Part 3: How We Learn

The AI-Driven Feedback Loop

This is the part of our flow that's most actively evolving. The core loop is running today; some pieces are mature, others are still being built.

Observe — This is solid. Every feature ships with instrumentation. User behavior, feature adoption, error rates, performance metrics — raw data flows into our analytics pipeline automatically. This part is non-negotiable: nothing ships without a tracking plan.

Infer — This is where the AI comes in, and where we're still iterating. Today, we run weekly analysis jobs that process usage data and surface anomalies — features with unexpected drop-off patterns, error rate spikes correlated with specific user segments, adoption curves that diverge from predictions. It's not a magic "AI tells you what to build" system. It's more like having an analyst who never sleeps and always checks the data.

Decide — The team reviews AI-generated insights alongside their own product intuition. We decide what to act on, what to investigate further, and what to ignore. Human judgment stays in the loop — the AI surfaces signals, humans make calls.

Ship — Implementation happens fast because the codebase is clean, the tooling is good, and Claude Code accelerates the work. Small changes ship same-day. Larger experiments get a rollout plan.

Measure — Every change gets instrumented before it ships. We define success metrics upfront and measure against baseline. No shipping without knowing how we'll evaluate.

Repeat — The loop runs continuously. Each cycle makes the product better and generates more data for the next cycle.

This isn't a quarterly planning exercise. It's a daily rhythm. The honest caveat: the "Infer" step is the youngest part of the system. We started with manual dashboard reviews, graduated to automated anomaly detection, and are working toward AI-generated hypotheses with suggested actions. We're maybe 60% of the way to where we want to be.

Instrumentation & Measurement

We treat instrumentation as a first-class engineering concern, not an afterthought:

Tracking plan — Before building a feature, the engineer defines what they'll measure. Events, properties, funnels. This goes into the PR description alongside the code. It takes five minutes and prevents the "we shipped it but have no idea if it's working" problem.

Baseline + target — Every metric has a current value (baseline) and a target. "Improve onboarding" is not a goal. "Increase day-7 retention from 23% to 30%" is. The PM owns the target; engineering owns the measurement.

Dashboard — Key metrics are visible on a shared dashboard. Not buried in an analytics tool that requires a SQL query to access. If it matters, it's on the wall.

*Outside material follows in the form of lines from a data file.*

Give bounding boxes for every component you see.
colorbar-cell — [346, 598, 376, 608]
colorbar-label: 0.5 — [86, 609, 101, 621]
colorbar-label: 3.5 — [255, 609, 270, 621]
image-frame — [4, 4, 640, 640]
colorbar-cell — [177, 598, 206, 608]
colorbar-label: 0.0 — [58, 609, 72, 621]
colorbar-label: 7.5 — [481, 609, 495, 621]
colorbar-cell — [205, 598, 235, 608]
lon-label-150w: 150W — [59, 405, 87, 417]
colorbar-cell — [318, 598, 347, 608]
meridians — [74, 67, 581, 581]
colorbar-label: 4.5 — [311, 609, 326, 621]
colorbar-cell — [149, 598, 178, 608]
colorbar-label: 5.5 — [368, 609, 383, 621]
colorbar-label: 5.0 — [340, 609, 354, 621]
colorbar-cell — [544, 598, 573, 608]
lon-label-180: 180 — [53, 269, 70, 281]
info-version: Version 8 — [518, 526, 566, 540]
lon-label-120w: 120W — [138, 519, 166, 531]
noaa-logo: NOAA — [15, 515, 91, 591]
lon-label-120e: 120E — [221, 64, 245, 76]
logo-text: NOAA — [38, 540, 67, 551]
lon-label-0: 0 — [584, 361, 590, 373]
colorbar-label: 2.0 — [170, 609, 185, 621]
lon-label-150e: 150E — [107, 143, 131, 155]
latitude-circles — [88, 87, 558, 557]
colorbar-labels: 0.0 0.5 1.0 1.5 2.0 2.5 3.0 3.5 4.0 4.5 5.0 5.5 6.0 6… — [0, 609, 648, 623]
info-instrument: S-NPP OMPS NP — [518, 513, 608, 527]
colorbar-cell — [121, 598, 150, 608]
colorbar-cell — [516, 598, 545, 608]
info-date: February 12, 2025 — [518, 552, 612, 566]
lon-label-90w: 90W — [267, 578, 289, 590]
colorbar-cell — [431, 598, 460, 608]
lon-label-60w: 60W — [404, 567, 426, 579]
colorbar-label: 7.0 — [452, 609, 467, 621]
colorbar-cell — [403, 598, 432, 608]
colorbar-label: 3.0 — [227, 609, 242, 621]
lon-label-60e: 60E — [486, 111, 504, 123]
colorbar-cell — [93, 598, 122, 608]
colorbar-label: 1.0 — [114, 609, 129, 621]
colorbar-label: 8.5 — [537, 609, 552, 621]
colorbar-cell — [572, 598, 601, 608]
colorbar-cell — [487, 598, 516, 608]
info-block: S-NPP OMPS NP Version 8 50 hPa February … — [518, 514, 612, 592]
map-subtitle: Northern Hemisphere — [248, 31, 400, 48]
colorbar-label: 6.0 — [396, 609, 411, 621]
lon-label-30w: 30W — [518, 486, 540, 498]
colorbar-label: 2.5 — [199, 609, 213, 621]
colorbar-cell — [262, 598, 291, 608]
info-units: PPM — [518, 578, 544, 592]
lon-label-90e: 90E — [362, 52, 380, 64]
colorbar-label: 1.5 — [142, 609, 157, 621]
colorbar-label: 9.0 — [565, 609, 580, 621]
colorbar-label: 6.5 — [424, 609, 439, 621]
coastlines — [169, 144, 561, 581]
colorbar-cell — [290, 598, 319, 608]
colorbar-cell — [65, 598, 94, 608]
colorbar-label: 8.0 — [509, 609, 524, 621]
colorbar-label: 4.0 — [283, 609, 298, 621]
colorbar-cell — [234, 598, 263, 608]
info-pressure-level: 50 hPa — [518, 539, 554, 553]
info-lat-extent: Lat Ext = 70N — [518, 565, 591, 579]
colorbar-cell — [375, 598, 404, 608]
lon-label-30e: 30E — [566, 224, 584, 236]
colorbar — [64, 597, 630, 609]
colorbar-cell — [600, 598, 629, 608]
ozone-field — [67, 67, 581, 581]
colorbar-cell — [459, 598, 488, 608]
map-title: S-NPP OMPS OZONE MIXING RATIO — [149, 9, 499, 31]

Post-launch review — After a feature ships and has enough data, the PM and eng lead do a 15-minute review. Did it hit the target? If yes, what can we learn? If no, why not? What's the next move? These reviews are short but they're the most valuable meetings we have — they close the loop and feed the next cycle.

Why This Scales

Each of these practices is lightweight on its own. A one-pager takes 30 minutes. An ADR takes 20 minutes. Acceptance criteria take 5 minutes per issue. Instrumentation adds maybe 10% to implementation time.

But they compound. Six months in, we have a searchable history of every decision, clear metrics on every feature, and a codebase where the "why" is as accessible as the "what." A new engineer who joined last month told us they felt productive in their first week — they read the recent ADRs, browsed the one-pagers, and understood not just what the system does but why it's built that way.

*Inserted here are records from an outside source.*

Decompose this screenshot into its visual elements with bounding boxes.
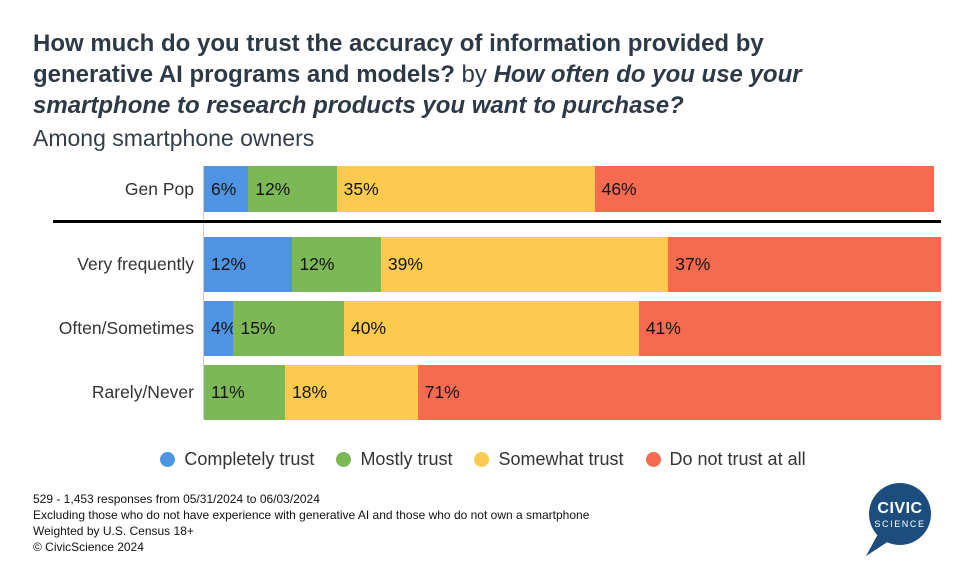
responses-note: 529 - 1,453 responses from 05/31/2024 to… xyxy=(33,492,320,506)
category-label: Rarely/Never xyxy=(91,382,194,402)
legend-dot-do-not-trust-icon xyxy=(645,452,661,467)
bar-value-label: 4% xyxy=(211,318,237,338)
bar-value-label: 6% xyxy=(211,178,237,199)
legend-label: Do not trust at all xyxy=(669,449,806,469)
bar-segment-completely-trust: 6% xyxy=(204,166,249,212)
chart-row-rarely-never: Rarely/Never 11% 18% 71% xyxy=(0,365,941,420)
genpop-row-container: Gen Pop 6% 12% 35% 46% xyxy=(0,166,941,212)
bar-value-label: 46% xyxy=(601,178,637,199)
logo-text-science: SCIENCE xyxy=(874,519,925,529)
civicscience-logo: CIVIC SCIENCE xyxy=(866,483,931,556)
bar-value-label: 15% xyxy=(240,318,276,338)
main-rows-container: Very frequently 12% 12% 39% 37% Often/Sometim… xyxy=(0,237,941,429)
legend-item-mostly-trust: Mostly trust xyxy=(336,449,452,470)
logo-text-civic: CIVIC xyxy=(877,500,922,517)
bar-value-label: 41% xyxy=(645,318,681,338)
chart-row-gen-pop: Gen Pop 6% 12% 35% 46% xyxy=(0,166,941,212)
footer-notes: 529 - 1,453 responses from 05/31/2024 to… xyxy=(33,491,589,555)
category-label: Often/Sometimes xyxy=(58,318,194,338)
bar-value-label: 37% xyxy=(675,254,711,274)
bar-segment-mostly-trust: 11% xyxy=(204,365,286,420)
bar-segment-somewhat-trust: 35% xyxy=(336,166,595,212)
bar-segment-do-not-trust-at-all: 46% xyxy=(594,166,934,212)
legend-label: Somewhat trust xyxy=(498,449,624,469)
bar-segment-somewhat-trust: 39% xyxy=(380,237,669,292)
genpop-divider-line xyxy=(53,220,941,223)
legend: Completely trust Mostly trust Somewhat t… xyxy=(0,449,966,470)
bar-segment-somewhat-trust: 18% xyxy=(285,365,418,420)
bar-value-label: 12% xyxy=(211,254,247,274)
y-axis-line xyxy=(203,166,204,419)
weighting-note: Weighted by U.S. Census 18+ xyxy=(33,524,194,538)
bar-value-label: 39% xyxy=(387,254,423,274)
legend-dot-completely-trust-icon xyxy=(160,452,176,467)
bar-value-label: 40% xyxy=(351,318,387,338)
copyright-note: © CivicScience 2024 xyxy=(33,540,144,554)
bar-segment-do-not-trust-at-all: 71% xyxy=(417,365,941,420)
legend-item-completely-trust: Completely trust xyxy=(160,449,314,470)
legend-dot-mostly-trust-icon xyxy=(336,452,352,467)
question-1-text: How much do you trust the accuracy of in… xyxy=(33,30,764,57)
bar-segment-completely-trust: 12% xyxy=(204,237,293,292)
legend-item-do-not-trust: Do not trust at all xyxy=(645,449,806,470)
question-1-text-end: generative AI programs and models? xyxy=(33,61,455,88)
exclusion-note: Excluding those who do not have experien… xyxy=(33,508,590,522)
bar-value-label: 35% xyxy=(343,178,379,199)
title-line-2: generative AI programs and models? by Ho… xyxy=(33,59,953,90)
bar-value-label: 11% xyxy=(211,382,245,402)
bar-segment-mostly-trust: 12% xyxy=(292,237,381,292)
bar-value-label: 71% xyxy=(424,382,460,402)
bar-segment-mostly-trust: 15% xyxy=(233,301,345,356)
legend-item-somewhat-trust: Somewhat trust xyxy=(474,449,624,470)
bar-segment-do-not-trust-at-all: 41% xyxy=(638,301,941,356)
bar-value-label: 12% xyxy=(299,254,335,274)
bar-value-label: 18% xyxy=(292,382,328,402)
legend-label: Completely trust xyxy=(184,449,315,469)
bar-segment-mostly-trust: 12% xyxy=(248,166,337,212)
bar-stack: 12% 12% 39% 37% xyxy=(204,237,941,292)
title-line-1: How much do you trust the accuracy of in… xyxy=(33,28,953,59)
title-line-3: smartphone to research products you want… xyxy=(33,90,953,121)
category-label: Gen Pop xyxy=(124,178,194,199)
bar-segment-completely-trust: 4% xyxy=(204,301,237,356)
bar-stack: 4% 15% 40% 41% xyxy=(204,301,941,356)
question-2-text-end: smartphone to research products you want… xyxy=(33,92,684,119)
title-block: How much do you trust the accuracy of in… xyxy=(33,28,953,153)
chart-subtitle: Among smartphone owners xyxy=(33,125,315,151)
logo-circle xyxy=(869,483,931,545)
bar-stack: 6% 12% 35% 46% xyxy=(204,166,941,212)
title-connector: by xyxy=(454,61,494,88)
stacked-bar-chart: Gen Pop 6% 12% 35% 46% Very frequently 12% 12%… xyxy=(0,166,941,420)
bar-segment-do-not-trust-at-all: 37% xyxy=(668,237,941,292)
bar-segment-somewhat-trust: 40% xyxy=(344,301,639,356)
legend-dot-somewhat-trust-icon xyxy=(474,452,490,467)
bar-value-label: 12% xyxy=(255,178,291,199)
bar-stack: 11% 18% 71% xyxy=(204,365,941,420)
chart-row-often-sometimes: Often/Sometimes 4% 15% 40% 41% xyxy=(0,301,941,356)
legend-label: Mostly trust xyxy=(360,449,453,469)
question-2-text-start: How often do you use your xyxy=(493,61,802,88)
category-label: Very frequently xyxy=(77,254,194,274)
chart-row-very-frequently: Very frequently 12% 12% 39% 37% xyxy=(0,237,941,292)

The teams that ship fast and stay aligned aren't the ones with the most process. They're the ones with the right process — lightweight practices that create compounding returns.

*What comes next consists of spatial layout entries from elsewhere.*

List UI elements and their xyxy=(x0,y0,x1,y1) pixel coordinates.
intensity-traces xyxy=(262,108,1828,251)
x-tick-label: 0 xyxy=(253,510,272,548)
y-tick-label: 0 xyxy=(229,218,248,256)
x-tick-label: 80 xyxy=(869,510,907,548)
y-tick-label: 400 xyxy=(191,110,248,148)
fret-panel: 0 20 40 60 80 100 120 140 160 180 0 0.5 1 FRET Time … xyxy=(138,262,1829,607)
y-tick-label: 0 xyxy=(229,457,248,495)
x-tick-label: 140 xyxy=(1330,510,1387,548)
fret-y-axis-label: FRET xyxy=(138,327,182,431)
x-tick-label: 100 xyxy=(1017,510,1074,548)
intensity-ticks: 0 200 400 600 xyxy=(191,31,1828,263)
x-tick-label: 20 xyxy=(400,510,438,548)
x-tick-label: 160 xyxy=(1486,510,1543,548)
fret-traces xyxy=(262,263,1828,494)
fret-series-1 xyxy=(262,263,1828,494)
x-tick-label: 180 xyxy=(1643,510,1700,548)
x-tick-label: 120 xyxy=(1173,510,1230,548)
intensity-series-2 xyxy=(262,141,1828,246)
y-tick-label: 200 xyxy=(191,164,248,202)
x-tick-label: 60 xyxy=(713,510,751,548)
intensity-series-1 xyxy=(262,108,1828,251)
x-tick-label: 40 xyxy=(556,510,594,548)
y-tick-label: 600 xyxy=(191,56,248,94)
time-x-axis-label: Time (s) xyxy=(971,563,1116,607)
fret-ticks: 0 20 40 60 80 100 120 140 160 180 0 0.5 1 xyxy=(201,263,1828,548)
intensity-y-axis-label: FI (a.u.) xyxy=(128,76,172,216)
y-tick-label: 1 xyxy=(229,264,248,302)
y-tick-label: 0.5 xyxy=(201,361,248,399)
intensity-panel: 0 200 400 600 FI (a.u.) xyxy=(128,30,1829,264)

We're not claiming this is perfect. The AI feedback loop is still maturing. We occasionally skip a one-pager for something that really should have had one. But the system is self-correcting: when we skip a step and feel the pain later, the team voluntarily adds it back. That's how you know a process is working — people follow it because it helps, not because it's mandated.

The Core Principle

Speed and alignment aren't opposing forces. With the right lightweight practices — code as truth, AI-driven feedback loops, and clear quality gates — they reinforce each other. Each practice takes minutes but compounds over months.